Nowadays, it seems almost anyone can report information on various events, regardless of their background, experience, or education. With applications such as Twitter and Facebook, you can reach mass audiences in minutes, if not seconds, and anyone can do it. This type of journalism, known as citizen journalism“is when private individuals do essentially what professional reporters do – report information. That information can take many forms, from a podcast editorial to a report about a city council meeting on a blog. It can include text, pictures, audio and video. But it’s basically all about communicating information of some kind.The other main feature of citizen journalism is that it’s usually found online.In fact, the emergence of the Internet – with blogs, podcasts, streaming video and other Web-related innovations – is what has made citizen journalism possible.The Internet gave average people the ability to transmit information globally. That was a power once reserved for only the very largest media corporations and news agencies.”

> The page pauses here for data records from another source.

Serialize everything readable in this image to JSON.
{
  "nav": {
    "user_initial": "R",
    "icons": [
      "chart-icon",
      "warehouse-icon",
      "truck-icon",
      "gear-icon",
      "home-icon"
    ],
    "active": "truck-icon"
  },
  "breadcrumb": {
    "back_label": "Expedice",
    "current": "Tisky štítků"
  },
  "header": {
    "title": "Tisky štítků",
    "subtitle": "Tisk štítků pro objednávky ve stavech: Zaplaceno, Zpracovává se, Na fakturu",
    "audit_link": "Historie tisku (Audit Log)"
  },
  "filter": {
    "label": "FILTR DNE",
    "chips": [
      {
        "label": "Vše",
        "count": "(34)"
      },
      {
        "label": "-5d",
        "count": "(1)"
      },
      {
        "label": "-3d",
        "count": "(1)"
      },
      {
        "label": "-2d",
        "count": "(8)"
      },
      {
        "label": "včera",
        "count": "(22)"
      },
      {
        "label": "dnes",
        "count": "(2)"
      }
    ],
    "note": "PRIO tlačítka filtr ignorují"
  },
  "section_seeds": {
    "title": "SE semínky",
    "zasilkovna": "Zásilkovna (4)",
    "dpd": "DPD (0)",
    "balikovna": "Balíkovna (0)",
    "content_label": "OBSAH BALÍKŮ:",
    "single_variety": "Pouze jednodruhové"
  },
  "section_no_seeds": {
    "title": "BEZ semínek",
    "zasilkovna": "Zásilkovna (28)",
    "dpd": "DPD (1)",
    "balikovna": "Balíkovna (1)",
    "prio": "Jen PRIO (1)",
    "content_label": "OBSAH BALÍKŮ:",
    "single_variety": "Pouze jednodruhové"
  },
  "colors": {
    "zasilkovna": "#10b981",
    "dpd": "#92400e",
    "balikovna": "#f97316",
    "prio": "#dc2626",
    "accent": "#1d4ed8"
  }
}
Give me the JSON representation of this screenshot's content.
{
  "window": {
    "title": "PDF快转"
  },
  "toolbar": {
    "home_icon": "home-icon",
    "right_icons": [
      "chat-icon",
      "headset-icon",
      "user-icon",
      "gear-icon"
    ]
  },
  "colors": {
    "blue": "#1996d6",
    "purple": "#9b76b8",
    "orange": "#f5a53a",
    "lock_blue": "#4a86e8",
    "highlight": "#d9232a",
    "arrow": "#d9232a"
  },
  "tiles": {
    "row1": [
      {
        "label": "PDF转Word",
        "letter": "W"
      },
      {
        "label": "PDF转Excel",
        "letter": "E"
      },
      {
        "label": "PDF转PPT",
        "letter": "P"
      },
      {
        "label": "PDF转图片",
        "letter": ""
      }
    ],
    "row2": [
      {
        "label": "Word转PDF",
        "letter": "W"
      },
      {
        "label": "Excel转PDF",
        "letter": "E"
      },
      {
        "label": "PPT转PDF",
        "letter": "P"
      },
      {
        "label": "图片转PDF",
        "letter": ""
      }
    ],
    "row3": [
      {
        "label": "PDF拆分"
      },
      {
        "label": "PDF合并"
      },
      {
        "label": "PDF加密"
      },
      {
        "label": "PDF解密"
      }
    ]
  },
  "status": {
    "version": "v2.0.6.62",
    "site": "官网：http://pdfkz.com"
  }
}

Evidently, like with anything, there are both positives and negatives of citizen journalism. Take a tragic event for example. It is positive in the sense that we can get realtime updates of the situation as it is unfolding without actually being there. We also do not have to wait for new agencies to get a reporter to the location to be informed about what is happening. Instead we can turn to applications such as Twitter, to immediately find out about events and in addition get continuous updates as well. Citizen journalism also gives everyday people the power to inform, contribute and get involved, instead of relying solely on professionals and their time frame.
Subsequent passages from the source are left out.